Clarity on the scope of the implied duty of good faith in a contract
It is well understood that English law has not dedicated itself to laying down a general principle of good faith in respect of performance of commercial contracts and that, parties are free to tailor contracts to their own liking and any express terms agreed between them are not undermined. However, the concept of good faith can be introduced and affect a commercial contract in a limited number of ways.
The High Court in New Balance Athletics, Inc. v Liverpool Football Club and Athletic Grounds Ltd  EWHC 2837 has clarified the scope of the implied duty of good faith in a contract and held that the duty of good faith can be breached not only by dishonesty, but also by conduct that is not faithful to the parties’ bargain. In considering whether a party has not been faithful to the parties’ bargain, the court said “… it is of course necessary to bear in mind the nature of the bargain, the terms of the contract and the context in which the matter arises. Ultimately, the question for the court is whether reasonable and honest people would regard the challenged conduct as commercially unacceptable”.
If an implied duty of good faith is breached, it may be held to be a ‘repudiatory’ breach and entitle the innocent party to terminate the contract and claim damages.

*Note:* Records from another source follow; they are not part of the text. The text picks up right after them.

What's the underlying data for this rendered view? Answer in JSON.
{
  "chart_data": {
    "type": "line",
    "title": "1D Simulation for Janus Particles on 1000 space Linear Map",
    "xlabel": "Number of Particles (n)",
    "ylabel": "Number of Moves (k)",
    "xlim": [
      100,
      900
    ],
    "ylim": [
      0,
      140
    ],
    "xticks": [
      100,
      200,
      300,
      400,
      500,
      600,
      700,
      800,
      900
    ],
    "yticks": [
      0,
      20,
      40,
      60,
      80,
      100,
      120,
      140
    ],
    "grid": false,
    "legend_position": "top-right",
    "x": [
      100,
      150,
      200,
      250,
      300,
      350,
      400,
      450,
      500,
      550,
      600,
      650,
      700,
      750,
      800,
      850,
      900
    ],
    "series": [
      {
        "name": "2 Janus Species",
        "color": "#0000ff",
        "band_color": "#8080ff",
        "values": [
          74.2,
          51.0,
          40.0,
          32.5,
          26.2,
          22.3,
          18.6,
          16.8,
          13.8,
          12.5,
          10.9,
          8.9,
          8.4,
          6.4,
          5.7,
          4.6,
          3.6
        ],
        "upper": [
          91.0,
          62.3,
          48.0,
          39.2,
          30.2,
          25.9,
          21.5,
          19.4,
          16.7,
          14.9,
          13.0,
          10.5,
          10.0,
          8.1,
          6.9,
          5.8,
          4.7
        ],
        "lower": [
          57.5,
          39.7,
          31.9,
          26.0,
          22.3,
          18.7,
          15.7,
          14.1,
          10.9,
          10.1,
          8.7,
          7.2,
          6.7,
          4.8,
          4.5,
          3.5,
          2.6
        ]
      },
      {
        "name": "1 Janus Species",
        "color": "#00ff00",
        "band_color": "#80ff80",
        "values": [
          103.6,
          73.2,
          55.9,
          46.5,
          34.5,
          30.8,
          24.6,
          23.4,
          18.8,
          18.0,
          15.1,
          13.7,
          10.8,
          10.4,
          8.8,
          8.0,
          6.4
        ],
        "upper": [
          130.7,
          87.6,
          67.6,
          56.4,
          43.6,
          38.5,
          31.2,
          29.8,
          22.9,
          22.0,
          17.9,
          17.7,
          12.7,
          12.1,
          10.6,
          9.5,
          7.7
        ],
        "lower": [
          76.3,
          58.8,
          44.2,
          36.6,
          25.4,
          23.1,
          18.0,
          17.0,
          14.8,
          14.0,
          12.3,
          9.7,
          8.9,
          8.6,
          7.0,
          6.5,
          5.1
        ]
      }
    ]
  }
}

Parties may decide to expressly exclude an implied duty of good faith in their dealings with one another, but this would likely be ineffective. In any event, attempting to implement an express term in a contract to exclude an implied duty of good faith, or even proposing the exclusion to another party to the agreement, may be disastrous; nobody wants to enter into a long-term relationship that requires loyalty, trust and cooperation where one party wants to avoid an obligation to act in good faith altogether.